A computer animation below shows a cat moving in a straight line:-
Its height, b meters, above the ground, is given by 8S - 3b = -9, where s is the time in
seconds after it stars moving. In the same animation, a mouse starts to move at the same
time as the cat and its movement is given by -3s + b = 1,
1) Will the mouse be able to catch the cat ?

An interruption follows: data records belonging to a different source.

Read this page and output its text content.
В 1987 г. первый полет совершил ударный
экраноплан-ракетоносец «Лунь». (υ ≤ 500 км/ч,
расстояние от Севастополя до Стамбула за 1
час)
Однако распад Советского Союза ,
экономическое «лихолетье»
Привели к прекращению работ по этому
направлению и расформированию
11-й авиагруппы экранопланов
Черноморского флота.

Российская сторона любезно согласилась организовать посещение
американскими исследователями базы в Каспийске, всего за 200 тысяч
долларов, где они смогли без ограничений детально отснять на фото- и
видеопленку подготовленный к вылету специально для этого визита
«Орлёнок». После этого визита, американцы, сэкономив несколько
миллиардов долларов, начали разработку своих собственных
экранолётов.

2) If Yes, after how much time and at what height?
Answers
Answer:
Therefore the mouse will catch the cat after 6 seconds at 19 meters height.
Step-by-step explanation:
The mouse will be able to catch the cat in the time, s, in seconds if they both move at the same height.
for the cat we get (8s + 9) / 3 = b
for the mouse we get 1 +3s = b
therefore equating the two we get
(8s + 9) / 3 = 1 +3s therefore 8s + 9 = 3 + 9s
therefore s = 6 seconds, and b = 3×6 + 1 = 19meters
Therefore the mouse will catch the cat after 6 seconds at 19 meters height.
Answer:
A computer animation below shows a cat moving in a straight line:-
Step-by-step explanation:
Its height, b meters, above the ground, is given by 8S - 3b = -9, where s is the time in
seconds after it stars moving. In the same animation, a mouse starts to move at the same
time as the cat and its movement is given by -3s + b = 1,
1) Will the mouse be able to catch the cat ?
2) If Yes, after how much time and at what height?